Pre-candidacy represents the first stage of a graduate students’ career.

All of your activities should be planned with the advice of the Head Graduate Advisor or academic advisors assigned on admission to the program.

1. Take Care of the Basics

  • Fulfill residency requirements
  • Fulfill any departmental course requirements
  • Satisfy any foreign language requirement
  • Take and pass preliminary exams if required
  • PhD students: identify Qualifying Exam committee members
  • PhD students: complete any preliminaries required before the Qualifying Exam
  • Complete CITI modules if working with human subjects or animals

2. Teach

The GSI Teaching and Resource Center provides support for your development of teaching skills, offering workshops every semester. Your department is required to offer a course on pedagogy that all first time GSIs must take either before, or at the time of, the first GSI appointment (often numbered 375). Also required of first time GSIs are attendance at the annual Teaching Conference for First-Time GSIs organized by the GSI Center, and completion of the Online Course in Professional Ethics and Standards for GSIs.

3. Consider Interdisciplinarity

Now is the time to decide if you want to formally engage in interdisciplinary study. Doctoral students can add a second degree goal, with the approval of relevant faculty.

Designated Emphasis (DE) programs formalize interdisciplinary concentrations for doctoral students. You need to follow guidelines to apply for the specific DE, and include a faculty member from the DE as a member of the Qualifying Examination committee. If after at least a year of doctoral study in an established program you think your project will require engaging across disciplinary lines and cannot be accomplished within an existing doctoral program, you can propose an Interdisciplinary Doctoral degree.

4. Pursue Fellowship and Research Grant Funding

Fellowships for continuing students offered by the Graduate Division require nomination by the individual program, usually based on an internal application initiated by the student. Many outside fellowships are available for continuing students, with deadlines and links provided by the Fellowships Office.

The Graduate Division offers workshops on applying for some major fellowships (the NSF Graduate Research Fellowship, the Fulbright Fellowship).

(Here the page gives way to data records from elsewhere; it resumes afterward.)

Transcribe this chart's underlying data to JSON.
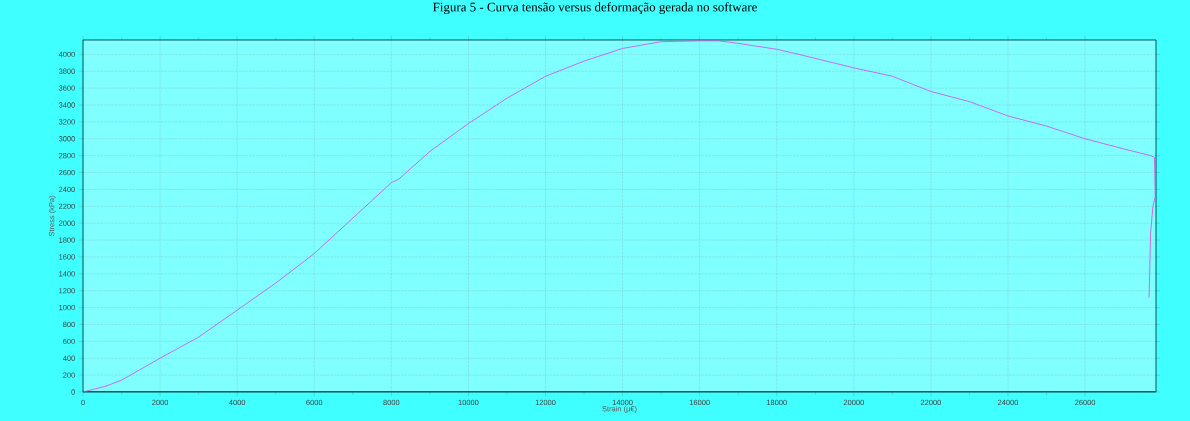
{
  "chart_data": {
    "type": "line",
    "title": "Figura 5 - Curva tensão versus deformação gerada no software",
    "xlabel": "Strain (µ€)",
    "ylabel": "Stress (kPa)",
    "x": [
      0,
      600,
      1000,
      2000,
      3000,
      4000,
      5000,
      6000,
      7000,
      8000,
      8190,
      9000,
      10000,
      11000,
      12000,
      13000,
      14000,
      15000,
      16000,
      16500,
      17000,
      18000,
      18570,
      20000,
      21000,
      22000,
      23000,
      24000,
      25000,
      26000,
      27000,
      27700,
      27800,
      27820,
      27760,
      27700,
      27660
    ],
    "series": [
      {
        "color": "#dd44ee",
        "values": [
          0,
          70,
          140,
          400,
          650,
          970,
          1290,
          1640,
          2060,
          2480,
          2520,
          2850,
          3180,
          3480,
          3740,
          3920,
          4070,
          4150,
          4160,
          4160,
          4130,
          4060,
          4000,
          3840,
          3740,
          3560,
          3440,
          3270,
          3150,
          3000,
          2880,
          2800,
          2780,
          2310,
          2200,
          1880,
          1120
        ]
      }
    ],
    "xlim": [
      0,
      27840
    ],
    "ylim": [
      0,
      4170
    ],
    "xticks": [
      0,
      2000,
      4000,
      6000,
      8000,
      10000,
      12000,
      14000,
      16000,
      18000,
      20000,
      22000,
      24000,
      26000
    ],
    "yticks": [
      0,
      200,
      400,
      600,
      800,
      1000,
      1200,
      1400,
      1600,
      1800,
      2000,
      2200,
      2400,
      2600,
      2800,
      3000,
      3200,
      3400,
      3600,
      3800,
      4000
    ],
    "grid": true,
    "legend": false,
    "marker": "none",
    "line_style": "solid"
  }
}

Small research grants are available internally from many of the Organized Research Units and Area Studies Centers on campus, as well as the Bancroft Library.

5. Share Your Research

Graduate students already engaged in preliminary research may want to present their results at conferences. The Graduate Division provides Conference Travel Grants for academic Masters and doctoral students. In some disciplines, students at this stage may publish in conference proceedings, student journals, or peer-reviewed journals. Consider registering with ORCID so that your published work is uniquely identified from your earliest days in graduate school throughout your career.

Your discipline may encourage you to be involved in outreach or community engaged scholarship. You may want to participate in a formal research mentoring program like the SMART program offered by the Graduate Division, or other mentoring opportunities you might have through your research sponsor, program, or college. There are many ways to share your research, and you should explore them now.